An important feature of any course of study is the integration of multiple ideas into a coherent whole. In the law school's litigation curriculum, this is achieved in the Civil Litigation capstone course. In this class, students are called upon to simultaneously apply doctrines of procedure, evidence, remedies, torts and contracts to everyday litigation questions, such as whom to sue, for what relief, and using what cause of action. The goal of the class is to develop in students a system of analysis through which they can develop and implement a comprehensive litigation plan.
Students may also gain litigation experience by participating in clinics operated by the Univerity of Richmond School of Law. Students in these clinics assume responsibility for actual cases under the supervision of faculty members and perform a variety of tasks, such as meeting with clients, filing motions and appearing in court. Clinics that offer these types of experiences include the Family Law Clinic, Education Rights Clinic, Children's Defense Clinic, Advanced Children's Law Clinic, and the Institute for Actual Innocence.
Externships are a great way to bridge the divide between classroom instruction and real-world practice. The law school’s Clinical Placement Program offers a host of externships that allow students to participate in active litigation. Under this program, students have the opportunity to work with judges in state and federal courts as well as with lawyers in government agencies and nonprofit organizations.

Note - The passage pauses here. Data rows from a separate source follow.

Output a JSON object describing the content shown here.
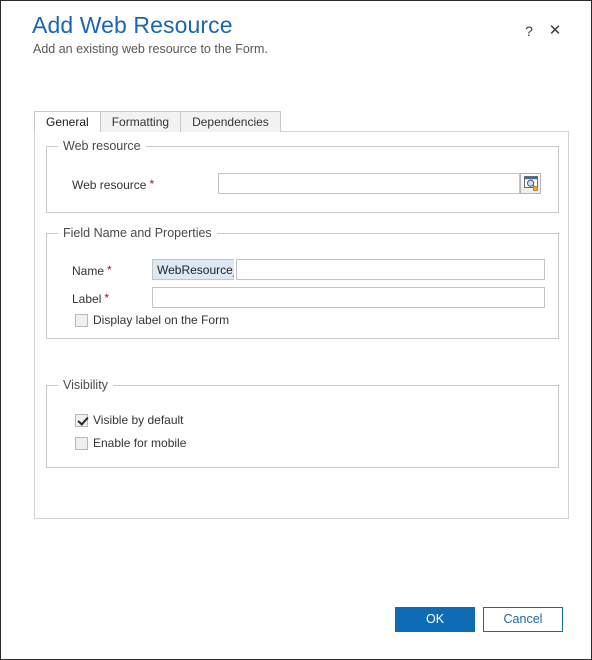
{
  "window": {
    "title": "Add Web Resource",
    "subtitle": "Add an existing web resource to the Form.",
    "help_label": "?",
    "close_label": "✕",
    "accent_color": "#1b66b3",
    "primary_button_color": "#0e6cb6",
    "required_marker": "*",
    "required_marker_color": "#b01010"
  },
  "tabs": [
    {
      "label": "General",
      "active": true
    },
    {
      "label": "Formatting",
      "active": false
    },
    {
      "label": "Dependencies",
      "active": false
    }
  ],
  "sections": {
    "web_resource": {
      "legend": "Web resource",
      "field_label": "Web resource",
      "field_value": "",
      "field_placeholder": "",
      "lookup_icon": "lookup-browse-icon"
    },
    "field_name_and_properties": {
      "legend": "Field Name and Properties",
      "name_label": "Name",
      "name_prefix": "WebResource_",
      "name_value": "",
      "label_label": "Label",
      "label_value": "",
      "display_label_checkbox": {
        "label": "Display label on the Form",
        "checked": false
      }
    },
    "visibility": {
      "legend": "Visibility",
      "visible_by_default": {
        "label": "Visible by default",
        "checked": true
      },
      "enable_for_mobile": {
        "label": "Enable for mobile",
        "checked": false
      }
    }
  },
  "footer": {
    "ok_label": "OK",
    "cancel_label": "Cancel"
  }
}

A few examples include the U.S. Attorney’s Office, United States Equal Opportunity Commission, the Virginia Attorney General’s Office, the Richmond City Attorney’s Office, the Legal Aid Justice Center, the American Civil Liberties Union, and the Southern Environmental Law Center. Students interested in learning about in-house counsel’s role in managing litigation may also want to consider working with counsel for NewMarket Services Corporation.